Once all the poems were designed, Vranas decided how to organize them and what order they would take, making groupings such as having four on the right or four in the middle, or four that used graphic tricks.
“It worked on a nice flow,” Vranas said. “You can feel the climate going from the east to the west, right in the middle we have (the title page) switching sides.”
A year in Oregon
Vranas started writing the poems in the summer of 2018 and continued throughout the year — or as he references in the subtitle: from when it was hot to when it got cold to when it got hot again. He finished them and put them on a shelf to focus on his wedding and his move to Pasadena, bringing them out again only once they were in quarantine.
“Every single poem I wrote in that year is in the book,” Vranas said. “Aside from little copy edits from my 1 a.m. brain to correct spellings, there were no real edits to any of the poems.”

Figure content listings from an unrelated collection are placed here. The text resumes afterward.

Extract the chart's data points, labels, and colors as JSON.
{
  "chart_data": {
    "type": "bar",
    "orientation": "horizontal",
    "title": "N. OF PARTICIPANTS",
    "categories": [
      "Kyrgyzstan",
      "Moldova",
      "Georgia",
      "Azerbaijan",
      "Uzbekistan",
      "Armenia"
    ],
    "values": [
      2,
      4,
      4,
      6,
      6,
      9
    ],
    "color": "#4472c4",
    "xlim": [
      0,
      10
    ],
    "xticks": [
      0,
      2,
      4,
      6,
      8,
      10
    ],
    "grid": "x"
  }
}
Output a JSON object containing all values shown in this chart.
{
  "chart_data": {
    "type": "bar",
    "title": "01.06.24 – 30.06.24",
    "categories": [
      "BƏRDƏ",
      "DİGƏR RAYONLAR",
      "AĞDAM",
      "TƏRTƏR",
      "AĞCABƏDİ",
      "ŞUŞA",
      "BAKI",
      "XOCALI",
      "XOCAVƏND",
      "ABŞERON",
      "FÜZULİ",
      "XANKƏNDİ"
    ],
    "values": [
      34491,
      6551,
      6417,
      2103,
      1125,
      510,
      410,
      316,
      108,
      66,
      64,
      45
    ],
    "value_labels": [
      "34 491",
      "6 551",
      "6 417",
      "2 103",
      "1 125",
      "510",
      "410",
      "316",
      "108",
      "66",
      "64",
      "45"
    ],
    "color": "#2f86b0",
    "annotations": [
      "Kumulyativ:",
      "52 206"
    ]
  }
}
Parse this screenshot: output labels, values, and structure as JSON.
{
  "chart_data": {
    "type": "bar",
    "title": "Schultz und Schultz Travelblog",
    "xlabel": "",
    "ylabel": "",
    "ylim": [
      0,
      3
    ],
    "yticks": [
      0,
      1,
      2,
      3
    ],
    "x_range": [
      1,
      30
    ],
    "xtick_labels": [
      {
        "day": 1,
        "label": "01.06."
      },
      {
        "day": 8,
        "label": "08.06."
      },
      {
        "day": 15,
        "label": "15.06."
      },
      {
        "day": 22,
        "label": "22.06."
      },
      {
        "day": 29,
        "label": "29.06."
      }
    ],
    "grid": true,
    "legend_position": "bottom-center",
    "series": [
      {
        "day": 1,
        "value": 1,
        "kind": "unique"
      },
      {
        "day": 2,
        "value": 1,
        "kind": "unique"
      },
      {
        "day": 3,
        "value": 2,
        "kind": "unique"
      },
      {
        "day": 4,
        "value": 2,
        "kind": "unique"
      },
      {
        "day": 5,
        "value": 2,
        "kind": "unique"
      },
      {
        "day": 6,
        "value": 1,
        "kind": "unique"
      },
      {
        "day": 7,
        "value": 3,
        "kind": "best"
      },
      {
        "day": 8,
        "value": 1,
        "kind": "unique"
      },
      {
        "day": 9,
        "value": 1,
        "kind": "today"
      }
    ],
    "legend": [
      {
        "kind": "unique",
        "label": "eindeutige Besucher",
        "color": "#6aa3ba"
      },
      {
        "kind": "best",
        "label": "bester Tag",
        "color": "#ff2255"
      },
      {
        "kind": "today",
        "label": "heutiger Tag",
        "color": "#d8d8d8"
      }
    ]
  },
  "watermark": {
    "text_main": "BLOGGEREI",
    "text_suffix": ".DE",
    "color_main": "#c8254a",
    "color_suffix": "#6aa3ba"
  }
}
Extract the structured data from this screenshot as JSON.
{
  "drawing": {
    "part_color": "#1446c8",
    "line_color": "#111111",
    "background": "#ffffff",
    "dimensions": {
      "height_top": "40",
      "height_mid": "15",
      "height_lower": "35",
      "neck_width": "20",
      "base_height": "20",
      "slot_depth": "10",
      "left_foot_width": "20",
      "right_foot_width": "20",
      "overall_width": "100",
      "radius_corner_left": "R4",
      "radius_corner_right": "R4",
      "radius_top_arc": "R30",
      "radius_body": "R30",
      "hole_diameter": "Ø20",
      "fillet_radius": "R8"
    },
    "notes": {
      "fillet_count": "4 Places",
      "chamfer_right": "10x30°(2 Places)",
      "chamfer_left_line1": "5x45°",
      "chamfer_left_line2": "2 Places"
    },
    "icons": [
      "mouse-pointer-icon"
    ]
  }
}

He did write a prologue to introduce the book with three new poems, bringing the actual total to 66.
Writing the poetry helped him to think about nature and observe it in new ways. When he saw or experienced something, he pondered how to give it human elements, to find the metaphors that depict elements of nature.
“The trees are now armor and the snow on the mountain is now a helmet and the mountains are standing tall and defending against the storm that is coming,” Vranas said. “Now I could tell people Oregon is beautiful with green mountains with snow on top and lots of storms, but now it comes as something else, it becomes imaginative and I’m sharing that imagination with other people.”
The poetry he is working on now continues to use the 55575 model, but he is creating more narratives, this time with Pasadena influencing what he writes even though the new poetry is not specific to the city.
A transplant from Texas and then Oregon, he said he loves living in Pasadena — which he refers to as bungalow heaven with a really good view of the mountains.
He is working with a bookstore in Portland to create tourist events based on his poetry. He said he would love for people to tour the Pacific Northwest using his book as a guide.
Meanwhile, he will continue to write poetry as he pursues his career as a composer in Pasadena.